Depuis son accession à la tête de l’Etat congolais le 26 janvier 2001, « Kabila » et les membres de sa fratrie n’ont cessé de se comporter en « conquistadors ». Pour eux, l’ex-Zaïre en général et le « Grand Katanga » en particulier est réduit au rang d’une « prise de guerre ». Et l’intérêt porté sur le poste frontalier de Kasumbalesa dissimule à peine la volonté de « la famille » de faciliter la « sortie » des ressources naturelles pillées à destination notamment du port de Dar-es-Salaam, en Tanzanie.
LA BOULIMIE DE LA FRATRIE « KABILA »
Quelques faits parlent d’eux-mêmes. En 2011, on a assisté à la construction d’une « nouvelle station de péage » à Kasumbalesa dans le cadre des « Cinq chantiers du chef de l’Etat ». Selon certaines sources, un sujet chinois nommé Simon Kong serait chargé de la gérance de cette structure pour le compte de Zoé « Kabila ».
En date du 15 février 2019, un « lanceur d’alerte » signalait au nouveau chef de l’Etat la « baisse continue » des recettes fiscales et douanières dans la province du Haut-Katanga. Cette situation s’expliquerait, selon lui, par la décision de la Direction générale des douanes et accises (DGDA) de sous-traiter le poste douanier de Kasumbalesa à une entreprise privée dénommée « Trafigo ». La « firme » est quasi-introuvable sur le « Net » où l’on découvre une page assez vague avec cette adresse: 10b/avenue Munguza commune de Kampemba.
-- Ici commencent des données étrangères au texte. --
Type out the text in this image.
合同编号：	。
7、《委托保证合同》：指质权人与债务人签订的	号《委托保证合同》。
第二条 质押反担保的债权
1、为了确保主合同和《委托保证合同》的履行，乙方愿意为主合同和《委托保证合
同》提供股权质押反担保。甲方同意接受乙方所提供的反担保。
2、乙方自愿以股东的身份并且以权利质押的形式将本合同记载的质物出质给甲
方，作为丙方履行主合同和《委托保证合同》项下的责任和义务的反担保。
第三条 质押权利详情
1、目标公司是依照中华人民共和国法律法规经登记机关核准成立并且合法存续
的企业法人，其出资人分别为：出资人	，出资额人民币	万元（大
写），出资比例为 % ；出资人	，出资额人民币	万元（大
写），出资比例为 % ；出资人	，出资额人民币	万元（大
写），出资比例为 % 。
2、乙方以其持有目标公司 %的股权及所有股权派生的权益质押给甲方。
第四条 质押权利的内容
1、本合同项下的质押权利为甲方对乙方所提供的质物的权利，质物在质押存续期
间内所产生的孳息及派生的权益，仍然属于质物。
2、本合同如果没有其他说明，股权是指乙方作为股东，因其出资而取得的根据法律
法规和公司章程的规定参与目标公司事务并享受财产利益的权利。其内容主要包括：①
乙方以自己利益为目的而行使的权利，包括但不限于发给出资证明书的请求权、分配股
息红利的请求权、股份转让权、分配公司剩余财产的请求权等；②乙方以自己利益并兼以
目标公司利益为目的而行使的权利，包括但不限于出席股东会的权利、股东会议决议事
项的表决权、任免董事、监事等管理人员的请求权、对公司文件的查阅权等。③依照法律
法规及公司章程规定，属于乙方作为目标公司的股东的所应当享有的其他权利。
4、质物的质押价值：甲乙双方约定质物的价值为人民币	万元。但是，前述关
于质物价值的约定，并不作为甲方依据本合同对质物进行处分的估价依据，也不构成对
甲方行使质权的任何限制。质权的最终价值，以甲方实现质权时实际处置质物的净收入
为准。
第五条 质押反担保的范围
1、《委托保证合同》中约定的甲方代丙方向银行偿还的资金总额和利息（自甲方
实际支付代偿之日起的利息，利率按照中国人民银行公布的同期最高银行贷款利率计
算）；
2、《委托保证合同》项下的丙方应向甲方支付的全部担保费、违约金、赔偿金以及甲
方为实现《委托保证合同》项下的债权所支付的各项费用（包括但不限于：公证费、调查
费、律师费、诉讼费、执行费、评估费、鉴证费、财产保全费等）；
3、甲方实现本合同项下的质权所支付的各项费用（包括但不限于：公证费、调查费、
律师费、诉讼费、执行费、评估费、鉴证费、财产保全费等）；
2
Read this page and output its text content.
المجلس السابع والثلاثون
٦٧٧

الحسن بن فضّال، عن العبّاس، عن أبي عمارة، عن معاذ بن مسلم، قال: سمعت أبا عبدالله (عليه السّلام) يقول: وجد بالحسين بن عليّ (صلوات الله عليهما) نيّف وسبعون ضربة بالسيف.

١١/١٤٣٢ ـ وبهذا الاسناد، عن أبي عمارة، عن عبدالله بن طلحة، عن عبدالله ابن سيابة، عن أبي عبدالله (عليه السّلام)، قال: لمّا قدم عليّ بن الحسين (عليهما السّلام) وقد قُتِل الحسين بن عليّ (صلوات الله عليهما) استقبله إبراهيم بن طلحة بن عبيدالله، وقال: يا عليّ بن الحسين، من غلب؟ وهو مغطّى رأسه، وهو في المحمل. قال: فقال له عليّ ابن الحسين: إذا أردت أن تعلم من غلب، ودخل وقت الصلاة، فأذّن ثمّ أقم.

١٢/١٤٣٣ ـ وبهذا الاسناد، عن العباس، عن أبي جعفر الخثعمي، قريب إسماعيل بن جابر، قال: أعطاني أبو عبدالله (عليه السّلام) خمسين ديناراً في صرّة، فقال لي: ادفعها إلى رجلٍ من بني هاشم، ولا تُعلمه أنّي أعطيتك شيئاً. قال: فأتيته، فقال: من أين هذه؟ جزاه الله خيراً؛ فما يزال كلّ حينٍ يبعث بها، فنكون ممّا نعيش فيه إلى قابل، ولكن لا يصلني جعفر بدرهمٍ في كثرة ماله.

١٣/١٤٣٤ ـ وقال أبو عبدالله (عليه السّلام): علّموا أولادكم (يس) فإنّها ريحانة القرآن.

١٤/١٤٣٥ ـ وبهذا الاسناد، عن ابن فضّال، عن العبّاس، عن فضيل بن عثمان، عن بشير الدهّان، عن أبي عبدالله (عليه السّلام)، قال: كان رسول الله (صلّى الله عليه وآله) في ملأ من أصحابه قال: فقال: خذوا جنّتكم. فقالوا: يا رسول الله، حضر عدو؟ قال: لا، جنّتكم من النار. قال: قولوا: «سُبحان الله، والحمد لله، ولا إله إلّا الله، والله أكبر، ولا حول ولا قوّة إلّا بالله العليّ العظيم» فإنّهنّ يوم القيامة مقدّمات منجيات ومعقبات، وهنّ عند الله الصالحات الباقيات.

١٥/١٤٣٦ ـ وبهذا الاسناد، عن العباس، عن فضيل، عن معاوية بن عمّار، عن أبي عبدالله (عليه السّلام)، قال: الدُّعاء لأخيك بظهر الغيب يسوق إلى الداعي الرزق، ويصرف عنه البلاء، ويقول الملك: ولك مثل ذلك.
Selon des sources bien informées cette « société » appartiendrait à Jaynet « Kabila ».
A la surprise générale, la société « Trafigo » qui semble avoir beaucoup de « cash » a lancé, dès mai 2018, des travaux d’élargissement du parking 2 réservé au trafic d’exportation. L’objectif serait de « moderniser totalement » ce poste frontalier afin d’intégrer le Congo-Kin dans l’économie tant de l’Afrique australe qu’orientale.
Sans vouloir disculper Patient Sayiba Tambwe, celui-ci arbore la mine d’un « pauvre bougre ». Un parfait bouc émissaire. Membre de l’équipe de défense du DG de l’Ogefrem, l’avocat Laurent Onyemba a déclaré lundi, ces mots: « Il y a une panoplie de politiciens qui en veulent à Patient Sayiba, au sujet du grand du port sec de Kasumbalesa ». Qui sont ces politiciens? Et si Sayiba était simplement victime expiatoire de la voracité de la fratrie « Kabila »?